Whatever turbulence the wider economy is experiencing, supply chain teams feel a sharper, more immediate version of it. Supply chains are physical and slow to reconfigure, so a shift in policy or conditions in one corner of the economy shows up as an operational problem within days.
For most of the supply chain leaders we talk to, the volatility is now the baseline, and they're rebuilding their operations to match in real time. That work centers on anticipation: building systems that pick up disruption signals early and respond before the impact hits.
What proactive looks like, and how AI makes it possible
Reacting to disruption and anticipating it are meaningfully different capabilities. A supply chain built to react can be very good at it. But even with a strong team and a well-oiled process, the company still absorbs the negative impacts (just more efficiently than the next company over).
Anticipation works differently. It starts before the disruption is visible to most of the organization, with signals picked up from across the network, like sudden oil price hikes or a weather pattern that will shift transit times. Anticipatory supply chain systems respond while there's still time to choose the best and cheapest fix. That might mean repositioning inventory ahead of a likely shortage, or qualifying a backup supplier before the primary one fails.
The volume of these signals has grown faster than any human (or team of humans) can keep up with, and that gap is where most reactive supply chains lose their margin. AI makes acting earlier practical at the scale modern supply chains require. A planner reviewing forecasts manually can spot a few risks. But when your system can continuously scan for issues across thousands of SKUs and hundreds of nodes, you’ll be able to spot many more.
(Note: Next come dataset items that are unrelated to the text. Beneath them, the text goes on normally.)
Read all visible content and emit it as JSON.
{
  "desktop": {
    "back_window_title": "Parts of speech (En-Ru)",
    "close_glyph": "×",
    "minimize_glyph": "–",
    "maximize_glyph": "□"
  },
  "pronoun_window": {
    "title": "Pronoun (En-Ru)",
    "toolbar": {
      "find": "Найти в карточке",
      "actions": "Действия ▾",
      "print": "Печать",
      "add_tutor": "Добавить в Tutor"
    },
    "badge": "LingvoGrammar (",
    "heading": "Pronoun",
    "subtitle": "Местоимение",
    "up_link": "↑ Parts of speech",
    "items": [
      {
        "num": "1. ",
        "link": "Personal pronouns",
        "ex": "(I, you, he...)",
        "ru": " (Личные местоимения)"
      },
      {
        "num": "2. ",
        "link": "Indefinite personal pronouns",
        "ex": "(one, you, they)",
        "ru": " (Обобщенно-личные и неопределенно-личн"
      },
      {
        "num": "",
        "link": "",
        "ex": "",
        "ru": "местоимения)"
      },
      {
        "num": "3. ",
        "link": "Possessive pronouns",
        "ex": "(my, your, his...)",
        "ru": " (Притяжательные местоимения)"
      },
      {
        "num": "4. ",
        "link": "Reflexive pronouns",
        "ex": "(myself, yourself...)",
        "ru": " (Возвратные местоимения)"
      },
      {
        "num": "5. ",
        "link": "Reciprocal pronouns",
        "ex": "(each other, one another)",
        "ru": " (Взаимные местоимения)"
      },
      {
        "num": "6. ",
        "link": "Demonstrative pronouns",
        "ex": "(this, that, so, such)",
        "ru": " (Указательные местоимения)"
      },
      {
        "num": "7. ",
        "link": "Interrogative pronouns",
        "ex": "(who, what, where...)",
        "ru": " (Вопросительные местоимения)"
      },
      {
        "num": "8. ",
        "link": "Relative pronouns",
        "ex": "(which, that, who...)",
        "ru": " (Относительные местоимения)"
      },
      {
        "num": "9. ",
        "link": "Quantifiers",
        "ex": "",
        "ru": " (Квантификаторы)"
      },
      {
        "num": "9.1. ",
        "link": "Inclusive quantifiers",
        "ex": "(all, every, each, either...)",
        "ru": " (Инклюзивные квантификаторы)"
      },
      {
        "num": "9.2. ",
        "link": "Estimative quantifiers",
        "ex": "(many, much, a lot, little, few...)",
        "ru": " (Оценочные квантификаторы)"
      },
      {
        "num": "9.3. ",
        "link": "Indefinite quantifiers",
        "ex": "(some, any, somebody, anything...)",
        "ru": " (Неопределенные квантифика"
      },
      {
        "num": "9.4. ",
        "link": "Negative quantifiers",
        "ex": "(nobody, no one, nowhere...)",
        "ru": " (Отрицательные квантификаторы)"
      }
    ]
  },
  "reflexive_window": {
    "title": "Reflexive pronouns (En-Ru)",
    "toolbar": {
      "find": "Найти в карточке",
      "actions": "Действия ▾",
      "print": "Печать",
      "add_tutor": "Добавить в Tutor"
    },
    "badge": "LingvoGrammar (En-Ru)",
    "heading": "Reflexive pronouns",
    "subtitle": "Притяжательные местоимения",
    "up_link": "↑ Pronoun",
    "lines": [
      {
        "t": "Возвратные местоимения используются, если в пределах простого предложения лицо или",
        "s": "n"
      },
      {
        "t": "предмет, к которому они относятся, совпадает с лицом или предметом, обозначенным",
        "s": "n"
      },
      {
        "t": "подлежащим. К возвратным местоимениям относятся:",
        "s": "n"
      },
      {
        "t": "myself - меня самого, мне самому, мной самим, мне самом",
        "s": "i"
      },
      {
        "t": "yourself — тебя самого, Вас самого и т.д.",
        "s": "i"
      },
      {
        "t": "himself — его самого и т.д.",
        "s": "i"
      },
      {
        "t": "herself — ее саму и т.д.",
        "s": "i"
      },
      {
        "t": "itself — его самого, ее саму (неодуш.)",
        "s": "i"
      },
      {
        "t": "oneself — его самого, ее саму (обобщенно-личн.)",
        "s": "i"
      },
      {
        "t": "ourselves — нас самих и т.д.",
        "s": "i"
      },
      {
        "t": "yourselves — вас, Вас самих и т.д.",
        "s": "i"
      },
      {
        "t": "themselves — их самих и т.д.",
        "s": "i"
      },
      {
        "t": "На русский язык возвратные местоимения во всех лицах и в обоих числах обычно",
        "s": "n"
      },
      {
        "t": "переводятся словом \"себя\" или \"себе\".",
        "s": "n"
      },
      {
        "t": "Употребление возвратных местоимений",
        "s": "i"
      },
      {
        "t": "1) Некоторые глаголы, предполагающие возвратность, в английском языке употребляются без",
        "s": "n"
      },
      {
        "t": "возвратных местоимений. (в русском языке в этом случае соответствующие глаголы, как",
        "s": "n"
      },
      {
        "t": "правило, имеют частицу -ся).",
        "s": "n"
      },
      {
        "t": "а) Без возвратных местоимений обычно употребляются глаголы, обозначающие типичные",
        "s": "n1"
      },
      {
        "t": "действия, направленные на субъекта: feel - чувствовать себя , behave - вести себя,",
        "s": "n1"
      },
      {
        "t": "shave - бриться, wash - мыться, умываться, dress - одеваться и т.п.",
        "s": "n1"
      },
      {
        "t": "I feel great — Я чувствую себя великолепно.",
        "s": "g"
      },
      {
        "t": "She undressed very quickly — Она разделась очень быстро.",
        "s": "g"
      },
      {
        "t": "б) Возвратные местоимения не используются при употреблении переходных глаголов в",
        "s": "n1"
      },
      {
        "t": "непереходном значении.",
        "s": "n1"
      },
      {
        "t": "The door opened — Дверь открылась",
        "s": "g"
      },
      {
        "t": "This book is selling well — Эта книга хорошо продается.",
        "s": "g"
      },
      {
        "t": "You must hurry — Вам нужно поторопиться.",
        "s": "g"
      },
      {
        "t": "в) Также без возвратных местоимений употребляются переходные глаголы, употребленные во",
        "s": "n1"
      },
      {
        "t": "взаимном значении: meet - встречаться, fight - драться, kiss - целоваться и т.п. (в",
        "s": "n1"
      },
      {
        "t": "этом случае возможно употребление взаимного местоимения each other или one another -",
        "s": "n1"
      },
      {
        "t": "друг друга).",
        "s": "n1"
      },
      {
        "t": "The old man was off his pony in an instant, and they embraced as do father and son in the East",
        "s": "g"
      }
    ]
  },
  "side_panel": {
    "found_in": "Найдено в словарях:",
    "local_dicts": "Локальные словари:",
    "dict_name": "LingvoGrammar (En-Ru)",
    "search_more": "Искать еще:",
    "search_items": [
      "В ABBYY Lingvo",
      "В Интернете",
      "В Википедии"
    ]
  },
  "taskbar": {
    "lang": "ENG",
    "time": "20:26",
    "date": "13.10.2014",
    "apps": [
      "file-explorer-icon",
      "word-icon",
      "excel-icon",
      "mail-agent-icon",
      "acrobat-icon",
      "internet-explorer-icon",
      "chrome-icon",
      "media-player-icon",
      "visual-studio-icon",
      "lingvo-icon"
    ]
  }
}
Blue Yonder’s Supply Chain Compass 2026 research found that supply chain leaders with fully deployed AI are meaningfully more prepared for geopolitical risk than those without it because they see what’s coming more clearly.
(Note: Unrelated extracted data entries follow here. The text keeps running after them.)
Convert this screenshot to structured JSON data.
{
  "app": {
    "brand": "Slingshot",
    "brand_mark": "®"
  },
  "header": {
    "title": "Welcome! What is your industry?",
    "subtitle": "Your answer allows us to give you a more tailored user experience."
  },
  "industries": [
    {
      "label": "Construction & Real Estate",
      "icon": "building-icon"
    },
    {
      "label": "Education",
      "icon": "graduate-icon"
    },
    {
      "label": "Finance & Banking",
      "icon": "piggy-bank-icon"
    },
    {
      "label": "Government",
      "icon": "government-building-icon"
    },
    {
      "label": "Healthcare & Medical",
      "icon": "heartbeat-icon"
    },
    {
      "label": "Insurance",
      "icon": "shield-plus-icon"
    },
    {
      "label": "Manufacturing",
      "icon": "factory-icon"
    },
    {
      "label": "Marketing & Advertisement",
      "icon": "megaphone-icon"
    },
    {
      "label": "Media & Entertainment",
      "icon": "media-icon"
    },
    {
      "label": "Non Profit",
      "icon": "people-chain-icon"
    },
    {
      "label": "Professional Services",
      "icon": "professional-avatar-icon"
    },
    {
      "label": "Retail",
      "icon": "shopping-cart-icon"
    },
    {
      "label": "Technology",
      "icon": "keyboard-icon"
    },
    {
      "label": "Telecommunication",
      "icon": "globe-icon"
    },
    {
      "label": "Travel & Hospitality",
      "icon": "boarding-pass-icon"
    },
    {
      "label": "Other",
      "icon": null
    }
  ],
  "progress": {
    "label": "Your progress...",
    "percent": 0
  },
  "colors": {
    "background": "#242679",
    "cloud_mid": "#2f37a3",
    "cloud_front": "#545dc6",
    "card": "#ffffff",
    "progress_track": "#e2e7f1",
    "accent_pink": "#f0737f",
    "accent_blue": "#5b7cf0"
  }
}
Visibility is the foundation
A supply chain stitched together from disconnected systems can't act early because the relevant information doesn't reach the right place in time. By the time a tariff shifts or a supplier disruption is visible to the planner who needs to act, the window for the most economical response has already closed.
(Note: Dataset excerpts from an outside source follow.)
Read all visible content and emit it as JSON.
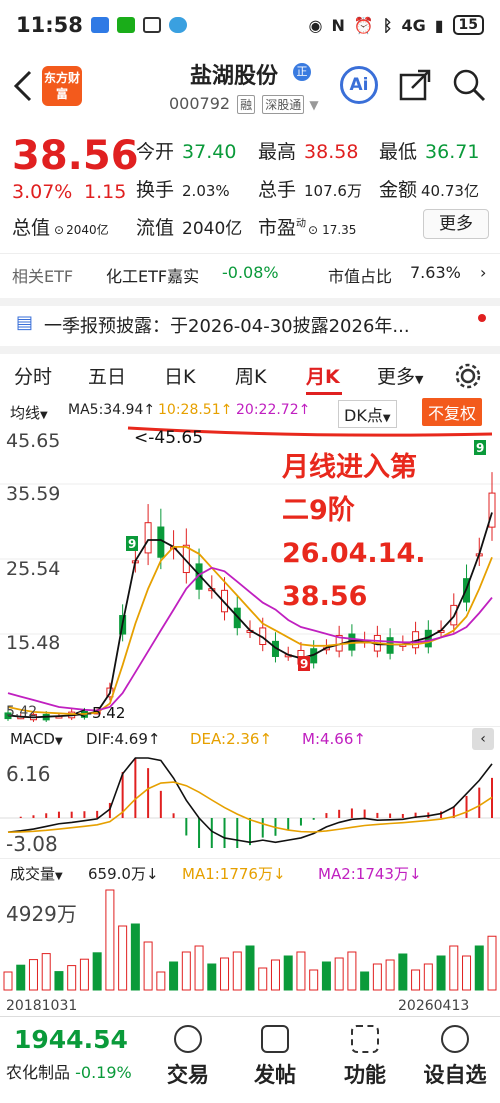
{
  "status_bar": {
    "time": "11:58",
    "network": "4G",
    "battery": "15"
  },
  "header": {
    "stock_name": "盐湖股份",
    "badge": "正",
    "code": "000792",
    "tag1": "融",
    "tag2": "深股通",
    "logo_text": "东方财富",
    "ai_label": "Ai"
  },
  "quote": {
    "price": "38.56",
    "change_pct": "3.07%",
    "change": "1.15",
    "open_label": "今开",
    "open": "37.40",
    "high_label": "最高",
    "high": "38.58",
    "low_label": "最低",
    "low": "36.71",
    "turnover_label": "换手",
    "turnover": "2.03%",
    "volume_label": "总手",
    "volume": "107.6万",
    "amount_label": "金额",
    "amount": "40.73亿",
    "mcap_label": "总值",
    "mcap": "2040亿",
    "float_label": "流值",
    "float": "2040亿",
    "pe_label": "市盈",
    "pe_sup": "动",
    "pe": "17.35",
    "more_btn": "更多"
  },
  "etf": {
    "label": "相关ETF",
    "name": "化工ETF嘉实",
    "change": "-0.08%",
    "ratio_label": "市值占比",
    "ratio": "7.63%"
  },
  "notice": {
    "text": "一季报预披露：于2026-04-30披露2026年..."
  },
  "tabs": [
    {
      "label": "分时"
    },
    {
      "label": "五日"
    },
    {
      "label": "日K"
    },
    {
      "label": "周K"
    },
    {
      "label": "月K"
    },
    {
      "label": "更多"
    }
  ],
  "kline_bar": {
    "ma_type": "均线",
    "ma5": "MA5:34.94↑",
    "ma10": "10:28.51↑",
    "ma20": "20:22.72↑",
    "dk": "DK点",
    "adjust": "不复权"
  },
  "price_axis": {
    "p1": "45.65",
    "p2": "35.59",
    "p3": "25.54",
    "p4": "15.48",
    "p5": "5.42"
  },
  "annotations": {
    "max_label": "<-45.65",
    "min_label": "<-5.42",
    "handwritten": [
      "月线进入第",
      "二9阶",
      "26.04.14.",
      "38.56"
    ]
  },
  "td_labels": {
    "up_seq1": "123456789",
    "top9": "9",
    "down_seq": "123456789",
    "down9": "9",
    "recent_up": "123456789"
  },
  "macd_bar": {
    "label": "MACD",
    "dif": "DIF:4.69↑",
    "dea": "DEA:2.36↑",
    "m": "M:4.66↑",
    "max": "6.16",
    "min": "-3.08"
  },
  "vol_bar": {
    "label": "成交量",
    "vol": "659.0万↓",
    "ma1": "MA1:1776万↓",
    "ma2": "MA2:1743万↓",
    "max": "4929万"
  },
  "dates": {
    "start": "20181031",
    "end": "20260413"
  },
  "bottom": {
    "index_value": "1944.54",
    "index_name": "农化制品",
    "index_change": "-0.19%",
    "trade": "交易",
    "post": "发帖",
    "func": "功能",
    "settings": "设自选"
  },
  "colors": {
    "up": "#e02020",
    "down": "#0a9a3a",
    "ma5": "#111111",
    "ma10": "#e6a000",
    "ma20": "#c020c0"
  },
  "chart_data": {
    "type": "candlestick",
    "series": [
      {
        "name": "MA5",
        "values": [
          5.8,
          5.6,
          5.5,
          5.6,
          5.7,
          5.8,
          6.0,
          6.3,
          9.0,
          19,
          28,
          31,
          31,
          30,
          28,
          26,
          24,
          22,
          20,
          18,
          17,
          15.5,
          14.5,
          14,
          14.5,
          15.5,
          16,
          16.5,
          16.5,
          16,
          16,
          16,
          16.5,
          17,
          18,
          20,
          24,
          29,
          34.94
        ]
      },
      {
        "name": "MA10",
        "values": [
          7,
          6.6,
          6.3,
          6.2,
          6.1,
          6.0,
          6.0,
          6.2,
          7.5,
          13,
          19,
          24,
          28,
          30,
          30,
          29,
          27,
          25,
          23,
          21,
          19,
          18,
          17,
          16,
          15.8,
          15.8,
          16,
          16.2,
          16.3,
          16.2,
          16,
          16,
          16,
          16.3,
          17,
          18,
          20,
          24,
          28.51
        ]
      },
      {
        "name": "MA20",
        "values": [
          9,
          8.5,
          8,
          7.5,
          7,
          6.8,
          6.6,
          6.5,
          7,
          9,
          12,
          15,
          18,
          21,
          24,
          26,
          27,
          26.5,
          25,
          23.5,
          22,
          21,
          19.5,
          18.5,
          18,
          17.5,
          17,
          16.8,
          16.6,
          16.5,
          16.4,
          16.3,
          16.3,
          16.5,
          17,
          17.5,
          18.5,
          20.5,
          22.72
        ]
      }
    ],
    "ylim": [
      5.42,
      45.65
    ],
    "macd": {
      "dif": 4.69,
      "dea": 2.36,
      "m": 4.66,
      "ylim": [
        -3.08,
        6.16
      ]
    },
    "volume": {
      "max": "4929万",
      "last": "659.0万"
    }
  }
}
But systems that provide end-to-end visibility not only give you options you wouldn’t have known about before, but also more time to implement them. For example, when early signals suggest a key supplier is about to miss a delivery, the planning team now has time to pull forward inventory from another node or adjust the production schedule to use what's on hand. In traditional low-visibility systems, you only know the issue when the delivery fails to arrive, and by then, the only options left are expedited freight or a missed customer commitment.
Less waste, by design
Most of the waste in a supply chain is the result of decisions made too late. Consider markdowns. By the time a retailer can see clearly which stores are overstocked and which are running short, the selling season is usually too far along to redistribute inventory between locations and still sell it at full price. Transferring stock at that point costs more in freight and labor than the eventual markdown would, so the cheapest remaining option is to discount the overstocked stores to clear what's there before the season ends.
Besides the financial cost, waste creates an environmental cost, too. Take emissions. Air freight emits roughly 40 times more carbon per ton-mile than ocean freight, which means that every shipment moved by plane because it missed its window on the ground carries an emissions cost well beyond the financial one. The same logic applies to overproduced inventory and unplanned reroutes: each one represents physical movement or material that wouldn't have existed if the original decision had been better informed.
Resilience is the goal
Of course, no one system or one business can eliminate the global economic uncertainties we’re living through right now. And the forces driving today's volatility will keep reshaping the operating environment in ways no model can fully predict. But having a supply chain system that allows you to absorb disruption while finding advantage in those conditions puts you ahead of competitors that are less prepared to navigate these shifts quickly.
The good news is that end-to-end, AI-powered systems exist, and many of the leaders we work with are already operating this way. The Compass 2026 report calls these Optimistic supply chain leaders, and they’re the ones investing most heavily in platform-based architectures, unified data, and practical AI. Their confidence is grounded in being better positioned to act proactively in the conditions everyone else is also navigating before the disruption forces their hand.
Uncertainty is the environment everyone is operating in now. The companies that build for it are the ones finding success within it.